Why Not a Private Restroom for Everyone?
From reader Hunter Oatman-Stanford:
I enjoyed the reader comment in your recent note that outlined how the so-called bathroom bills may actually require people to use bathrooms that don’t match their genitals:
Since people are, in fact, getting reassignment surgery across the country, one can imagine a scenario in which a transgender man who has received surgery and as such has male genitalia, who identifies as a heterosexual man, would be forced to use a women’s bathroom AS A RESULT OF THESE LAWS.
The laws implicitly assume that people are more comfortable using a restroom or locker room with only one gender, when it’s common knowledge that many people are uncomfortable even in gender-segregated spaces, hence the stereotype about middle-school kids hating to shower after gym class.

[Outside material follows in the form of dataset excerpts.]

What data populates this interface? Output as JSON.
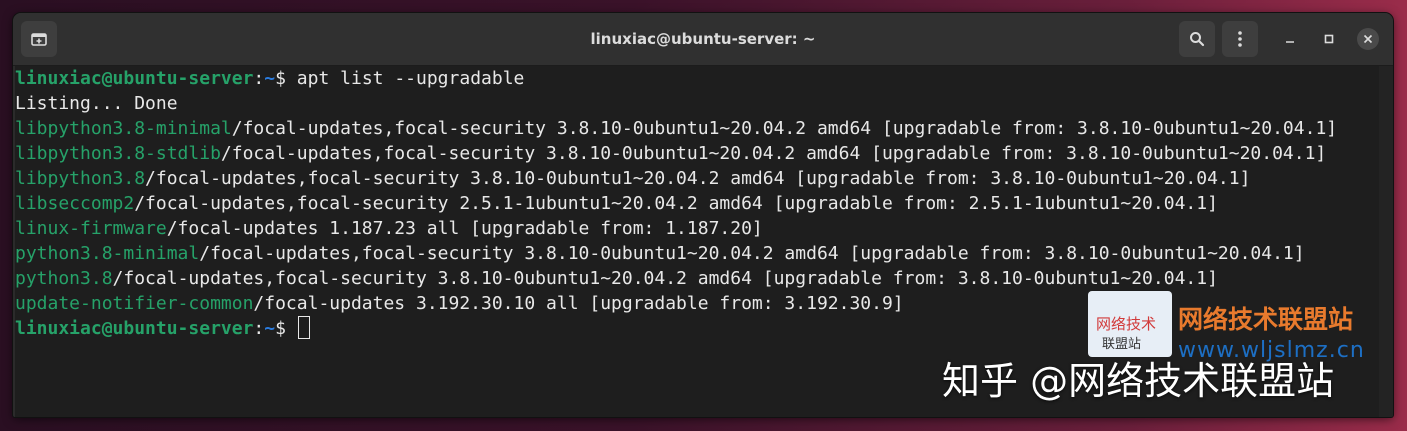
{
  "window": {
    "title": "linuxiac@ubuntu-server: ~",
    "buttons": {
      "new_tab_icon": "new-tab-icon",
      "search_icon": "search-icon",
      "menu_icon": "kebab-menu-icon",
      "minimize_icon": "minimize-icon",
      "maximize_icon": "maximize-icon",
      "close_icon": "close-icon"
    }
  },
  "terminal": {
    "prompt": {
      "user_host": "linuxiac@ubuntu-server",
      "sep": ":",
      "path": "~",
      "dollar": "$ "
    },
    "command": "apt list --upgradable",
    "status": "Listing... Done",
    "packages": [
      {
        "name": "libpython3.8-minimal",
        "rest": "/focal-updates,focal-security 3.8.10-0ubuntu1~20.04.2 amd64 [upgradable from: 3.8.10-0ubuntu1~20.04.1]"
      },
      {
        "name": "libpython3.8-stdlib",
        "rest": "/focal-updates,focal-security 3.8.10-0ubuntu1~20.04.2 amd64 [upgradable from: 3.8.10-0ubuntu1~20.04.1]"
      },
      {
        "name": "libpython3.8",
        "rest": "/focal-updates,focal-security 3.8.10-0ubuntu1~20.04.2 amd64 [upgradable from: 3.8.10-0ubuntu1~20.04.1]"
      },
      {
        "name": "libseccomp2",
        "rest": "/focal-updates,focal-security 2.5.1-1ubuntu1~20.04.2 amd64 [upgradable from: 2.5.1-1ubuntu1~20.04.1]"
      },
      {
        "name": "linux-firmware",
        "rest": "/focal-updates 1.187.23 all [upgradable from: 1.187.20]"
      },
      {
        "name": "python3.8-minimal",
        "rest": "/focal-updates,focal-security 3.8.10-0ubuntu1~20.04.2 amd64 [upgradable from: 3.8.10-0ubuntu1~20.04.1]"
      },
      {
        "name": "python3.8",
        "rest": "/focal-updates,focal-security 3.8.10-0ubuntu1~20.04.2 amd64 [upgradable from: 3.8.10-0ubuntu1~20.04.1]"
      },
      {
        "name": "update-notifier-common",
        "rest": "/focal-updates 3.192.30.10 all [upgradable from: 3.192.30.9]"
      }
    ]
  },
  "watermark": {
    "logo_line1": "网络技术",
    "logo_line2": "联盟站",
    "site_name": "网络技术联盟站",
    "site_url": "www.wljslmz.cn",
    "zhihu": "知乎 @网络技术联盟站"
  },
  "colors": {
    "terminal_bg": "#1e1e1e",
    "text": "#e8e8e8",
    "package_green": "#26a269",
    "path_blue": "#2a7bde",
    "titlebar": "#303030"
  }
}
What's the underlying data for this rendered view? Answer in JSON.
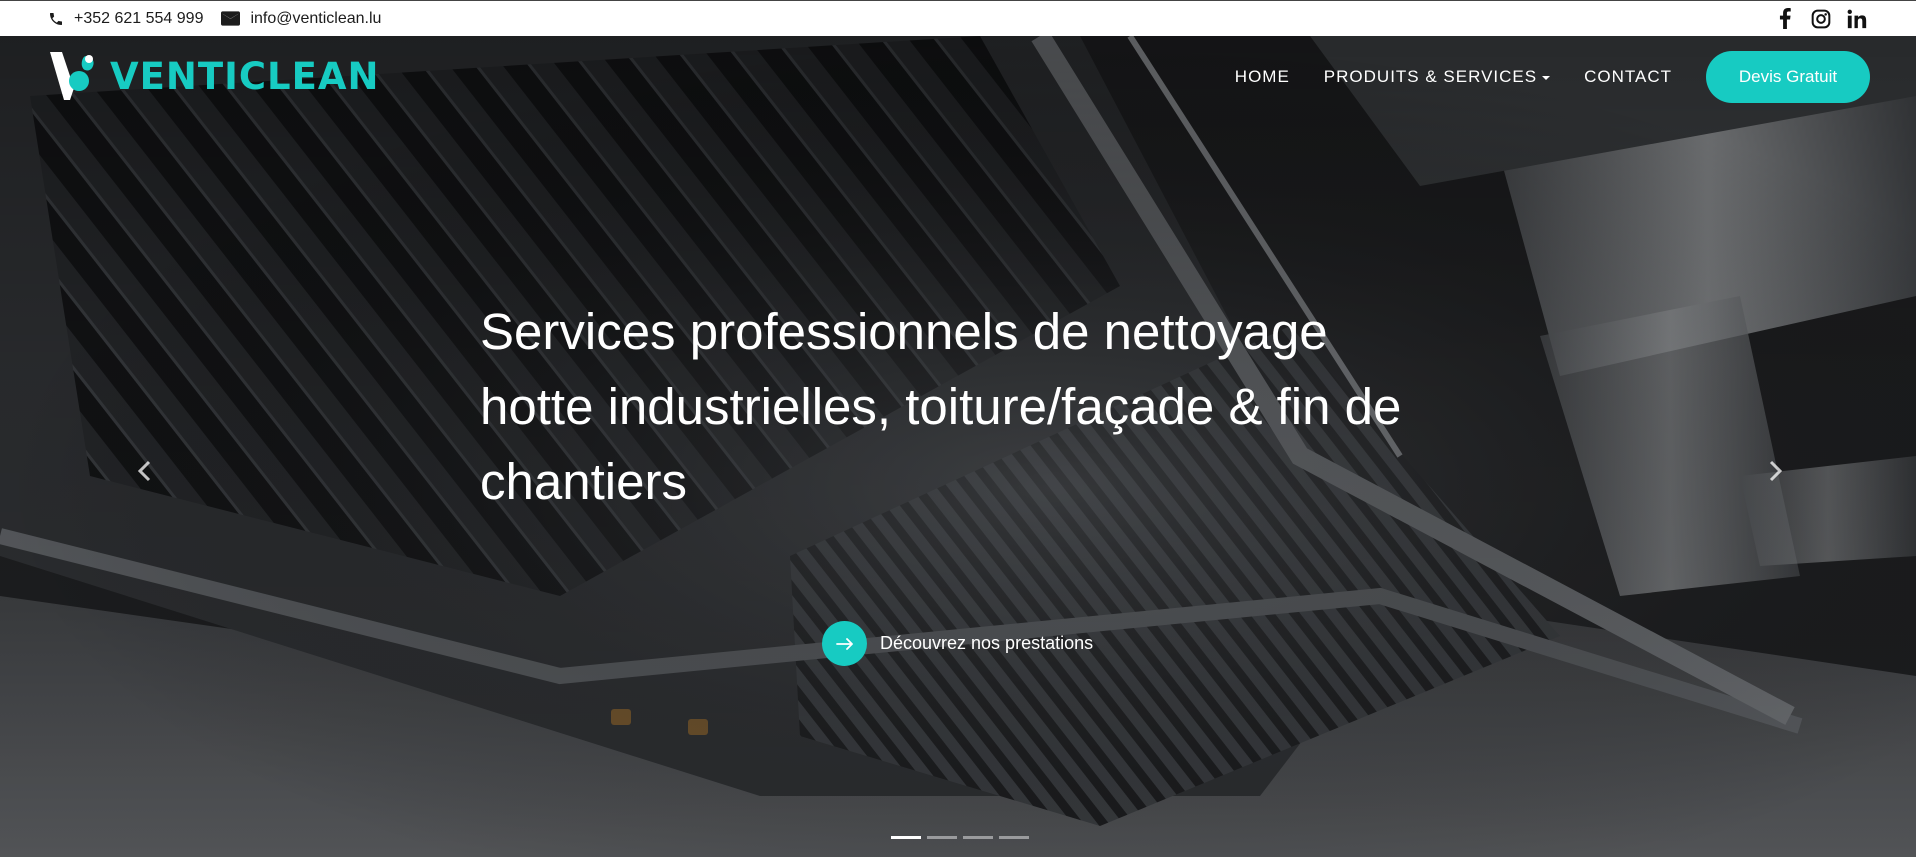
{
  "topbar": {
    "phone": "+352 621 554 999",
    "email": "info@venticlean.lu",
    "socials": [
      {
        "name": "facebook-icon"
      },
      {
        "name": "instagram-icon"
      },
      {
        "name": "linkedin-icon"
      }
    ]
  },
  "header": {
    "logo_text": "VENTICLEAN",
    "nav": {
      "home": "HOME",
      "products": "PRODUITS & SERVICES",
      "contact": "CONTACT"
    },
    "cta": "Devis Gratuit"
  },
  "hero": {
    "title": "Services professionnels de nettoyage hotte industrielles, toiture/façade & fin de chantiers",
    "cta": "Découvrez nos prestations",
    "slides_count": 4,
    "active_slide": 1
  },
  "colors": {
    "accent": "#17cbc2",
    "text_light": "#ffffff",
    "topbar_bg": "#ffffff",
    "hero_bg": "#1d1e20"
  }
}
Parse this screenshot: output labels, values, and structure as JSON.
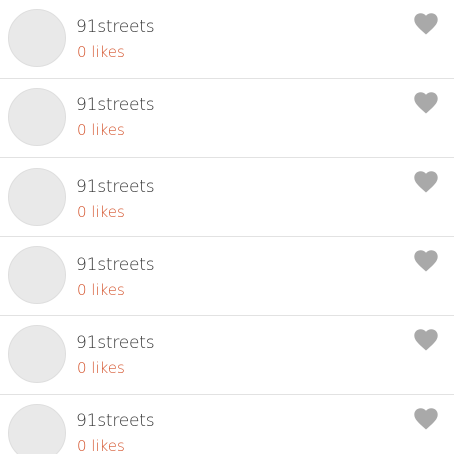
{
  "colors": {
    "likes_text": "#d4532c",
    "heart": "#a9a9a9",
    "avatar": "#e9e9e9",
    "divider": "#e2e2e2"
  },
  "list": {
    "items": [
      {
        "username": "91streets",
        "likes": "0 likes",
        "icon": "heart-icon"
      },
      {
        "username": "91streets",
        "likes": "0 likes",
        "icon": "heart-icon"
      },
      {
        "username": "91streets",
        "likes": "0 likes",
        "icon": "heart-icon"
      },
      {
        "username": "91streets",
        "likes": "0 likes",
        "icon": "heart-icon"
      },
      {
        "username": "91streets",
        "likes": "0 likes",
        "icon": "heart-icon"
      },
      {
        "username": "91streets",
        "likes": "0 likes",
        "icon": "heart-icon"
      }
    ]
  }
}
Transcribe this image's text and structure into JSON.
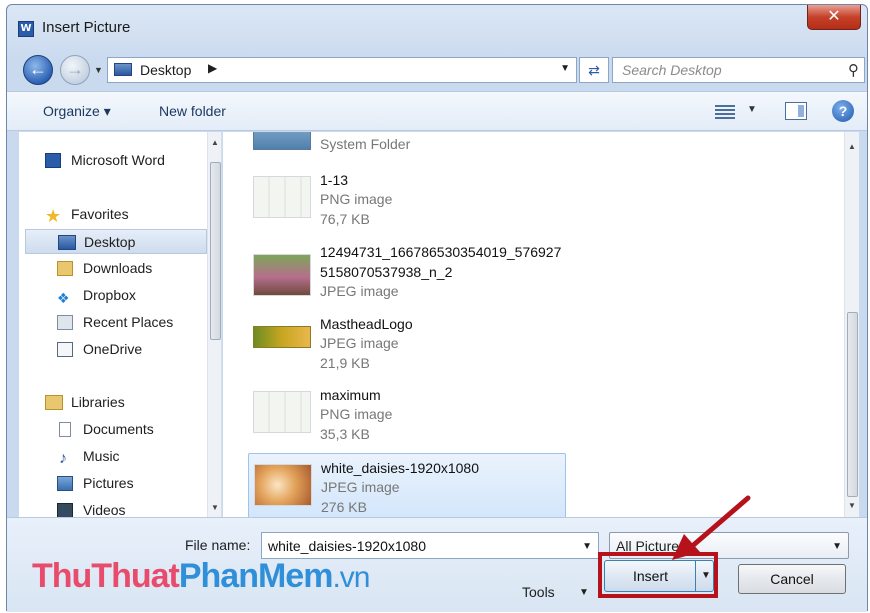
{
  "window": {
    "title": "Insert Picture",
    "app_icon": "word-icon",
    "close_glyph": "✕"
  },
  "address": {
    "location": "Desktop",
    "search_placeholder": "Search Desktop"
  },
  "toolbar": {
    "organize_label": "Organize",
    "new_folder_label": "New folder"
  },
  "nav": {
    "items": [
      {
        "label": "Microsoft Word",
        "icon": "word-icon"
      },
      {
        "label": "Favorites",
        "icon": "star-icon"
      },
      {
        "label": "Desktop",
        "icon": "desktop-icon",
        "selected": true
      },
      {
        "label": "Downloads",
        "icon": "downloads-folder-icon"
      },
      {
        "label": "Dropbox",
        "icon": "dropbox-icon"
      },
      {
        "label": "Recent Places",
        "icon": "recent-places-icon"
      },
      {
        "label": "OneDrive",
        "icon": "onedrive-icon"
      },
      {
        "label": "Libraries",
        "icon": "libraries-icon"
      },
      {
        "label": "Documents",
        "icon": "documents-icon"
      },
      {
        "label": "Music",
        "icon": "music-icon"
      },
      {
        "label": "Pictures",
        "icon": "pictures-icon"
      },
      {
        "label": "Videos",
        "icon": "videos-icon"
      }
    ]
  },
  "files": [
    {
      "name": "System Folder",
      "type": "",
      "size": ""
    },
    {
      "name": "1-13",
      "type": "PNG image",
      "size": "76,7 KB"
    },
    {
      "name": "12494731_166786530354019_576927\n5158070537938_n_2",
      "type": "JPEG image",
      "size": ""
    },
    {
      "name": "MastheadLogo",
      "type": "JPEG image",
      "size": "21,9 KB"
    },
    {
      "name": "maximum",
      "type": "PNG image",
      "size": "35,3 KB"
    },
    {
      "name": "white_daisies-1920x1080",
      "type": "JPEG image",
      "size": "276 KB",
      "selected": true
    }
  ],
  "footer": {
    "file_name_label": "File name:",
    "file_name_value": "white_daisies-1920x1080",
    "filter_value": "All Pictures",
    "tools_label": "Tools",
    "insert_label": "Insert",
    "cancel_label": "Cancel"
  },
  "watermark": {
    "part1": "ThuThuat",
    "part2": "PhanMem",
    "part3": ".vn"
  },
  "colors": {
    "highlight": "#b5121b",
    "selection": "#d3e6fb",
    "accent": "#2c62b5"
  }
}
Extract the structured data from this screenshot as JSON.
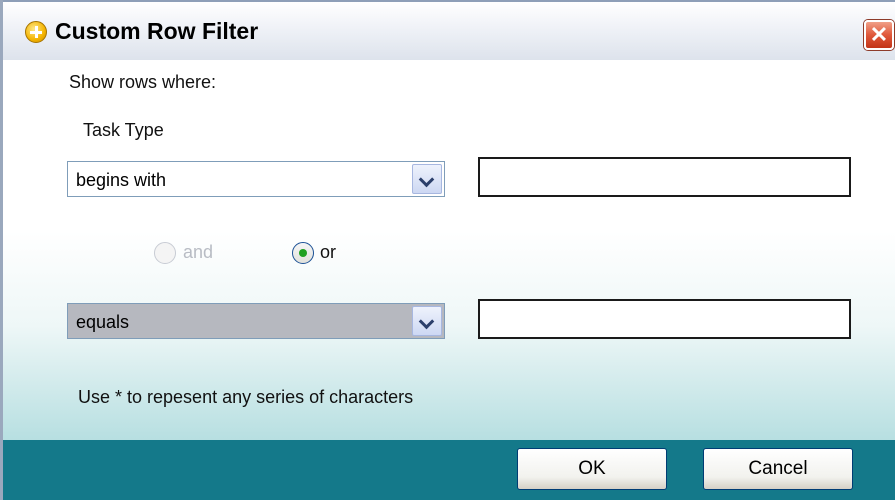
{
  "dialog": {
    "title": "Custom Row Filter",
    "close_label": "✕"
  },
  "filter": {
    "intro": "Show rows where:",
    "column_name": "Task Type",
    "condition1": {
      "operator": "begins with",
      "value": ""
    },
    "logic": {
      "and_label": "and",
      "or_label": "or",
      "selected": "or",
      "and_enabled": false
    },
    "condition2": {
      "operator": "equals",
      "value": ""
    },
    "hint": "Use * to repesent any series of characters"
  },
  "buttons": {
    "ok": "OK",
    "cancel": "Cancel"
  },
  "colors": {
    "footer": "#14798a",
    "radio_dot": "#21a121",
    "close": "#e0583a"
  }
}
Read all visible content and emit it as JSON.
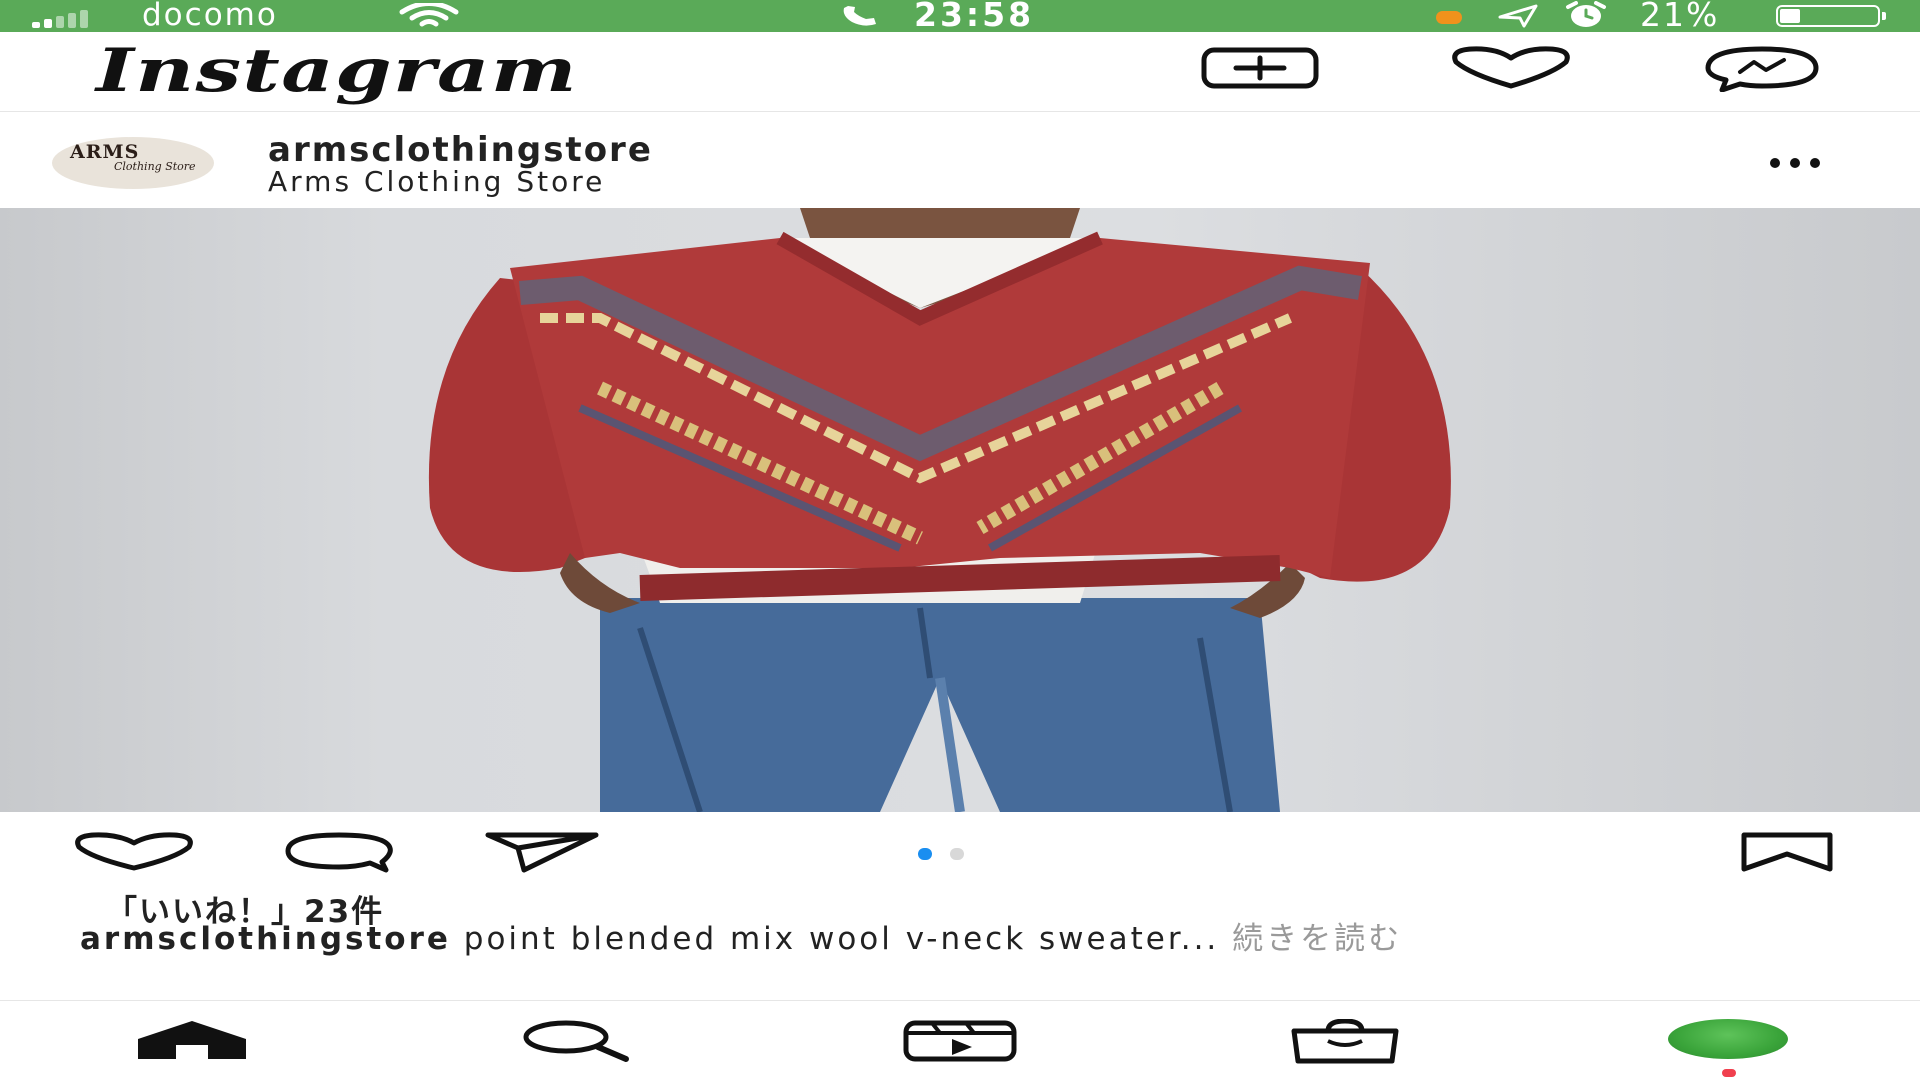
{
  "status_bar": {
    "carrier": "docomo",
    "time": "23:58",
    "battery_percent": "21%",
    "battery_level": 0.21,
    "signal_bars": 2,
    "icons": [
      "signal-icon",
      "wifi-icon",
      "phone-icon",
      "location-icon",
      "alarm-icon",
      "battery-icon"
    ],
    "color": "#5aaa58"
  },
  "header": {
    "logo": "Instagram",
    "icons": [
      "new-post-icon",
      "heart-icon",
      "messenger-icon"
    ]
  },
  "post": {
    "avatar_line1": "ARMS",
    "avatar_line2": "Clothing Store",
    "username": "armsclothingstore",
    "store_name": "Arms Clothing Store",
    "image_description_icons": [
      "sweater-photo"
    ],
    "carousel_total": 2,
    "carousel_active": 1,
    "likes": "「いいね！」23件",
    "caption_user": "armsclothingstore",
    "caption_text": " point blended mix wool v-neck sweater...",
    "caption_more": " 続きを読む"
  },
  "bottom_nav": {
    "items": [
      "home-icon",
      "search-icon",
      "reels-icon",
      "shop-icon",
      "profile-avatar"
    ],
    "accent": "#f0404e"
  }
}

If locker room or bathroom anxiety is a common issue, why aren’t we pushing to make all of the spaces accommodating to people who want real privacy by offering gender-neutral, single-person stalls? Much like the retrofitting requirements of the ADA [Americans with Disabilities Act], this seems the logical way to approach public accommodations.
A pricey one, though, and who’s going to pay to retrofit all those bathrooms? The local, state, or federal government? Presumably federal, given the recent directive from the Obama administration over transgender access to school bathrooms under Title IX. Perhaps it’s a relatively small price to pay—not only for trans Americans’ desired access, but privacy for all kinds of people.
This next reader and transgender woman, Emily, makes a similar case as Hunter’s. Her note is specifically responding to the one from reader Ben Denny, “Does the Left Have a Smug Problem?”—a call for intellectual honesty and openness to opposing views when it comes to the caustic debate over bathroom access. Here’s Emily:
None of us is immune from smugness. I can attest to it coming up in my own words or behavior at times. I agree with Mr. Denny in that it is helpful to remind oneself of ones foibles from time to time.
Interesting that he picks the transgender bathroom issue to use as an example. I am a transgender woman, and no one is going to be, or ever has been, endangered when I use the women’s restroom. (We are usually the ones subjected to violence and horrible discrimination due to nasty and untrue stereotypes about us.) The possibility that some man might dress up as a woman and commit perverted acts was there long before transgender people ever came into the consciousness of most Americans.
Is there a realistic fear of this sort of attack? Then make all restrooms single-use, gender-neutral spaces.